Who's up in the nation's capital? An NDPer with a choice to make. Who's down? Our collective human decency.

Prime Minister Justin Trudeau walked a fine line, while his feminist cred took a tumble.  See who’s up and who’s down in and around Parliament Hill’s corridors of power. And check out the rest of our weekly power rankings.




First Mr. Trudeau went to Washington, and then he went to Europe. The Prime Minister walked a delicate line in his first meeting with the mercurial President Donald Trump, emphasizing common bonds and Canada’s priorities. A few days later, Trudeau touched down in Strasbourg to address the European Parliament right after it approved the Comprehensive Economic and Trade Agreement (CETA), which Trudeau hailed as “a blueprint for all ambitious, future trade deals.”



Federal NDP members are apparently begging the Ontario MPP, who represents the suburban GTA riding of Bramalea-Gore-Malton, to enter the leadership race to replace Thomas Mulcair. Singh’s name has popped up periodically with a hopeful tone, and this week, he told CBC it’s “something I’m really considering quite seriously.” He says he’s hesitant only because he sees a strong chance for his party to oust Kathleen Wynne’s Liberals and lead Ontario.



A new poll shows the businessman/showman edging out self-styled libertarian Maxime Bernier as the top leadership choice of Conservative voters. More than one-third picked O’Leary as the leadership candidate most likely to beat Trudeau at the polls in 2019. His chief weakness appears to be in Quebec. On Monday in Montreal, he participated in an unofficial debate where he trotted out rickety French that nonetheless seemed appreciated by the crowd.




The Prime Minister himself had a good week, but his loudly touted feminism—not so much. While in Washington, he participated in a roundtable discussion on women in the workplace. At the table were Canadian and American entrepreneurs and the President—who views women as buffet items or biological liabilities when it suits him—and his daughter, Ivanka, who functions as his woman-friendly fig leaf and cashes in on her own brand as a supposed working mom who champions others like her.

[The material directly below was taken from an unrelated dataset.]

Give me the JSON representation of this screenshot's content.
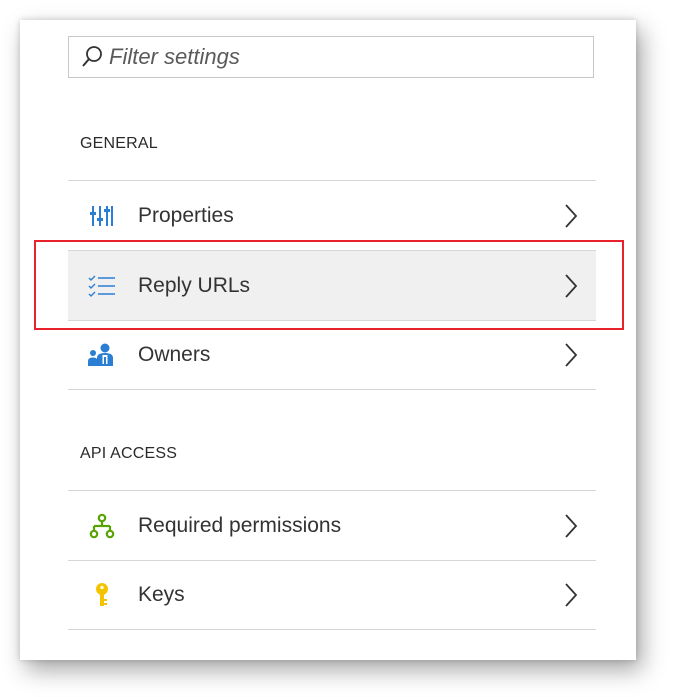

The whole thing was incongruous.



At times, the debate over M-103—a private member’s motion calling on the government to “quell the increasing public climate of hate and fear” toward Muslims—became truly unhinged. Exhibit A was Conservative MP Marilyn Gladu, who said she had been attacked online as a Christian, evidence that “hate crimes and these attacks are happening across different faiths.” She argued the term “Islamophobia” needs to be clarified. “If I think of myself, I am afraid that if ISIS jihadists came over, they might cut my head off and rape me. Is that Islamophobia?” she said in the House. “I do not know.”



Back in December, Liberal MP Iqra Khalid had introduced that private member’s motion, which is supported by her party. This week, she revealed that she has been deluged with hundreds of racist and threatening messages lobbing sentiments like, “Kill her and be done with it. I agree she is here to kill us. She is sick and she needs to be deported.” Whatever the specific merits or faults of Khalid’s motion, the response is grotesquely revealing of a certain subset of Canadians.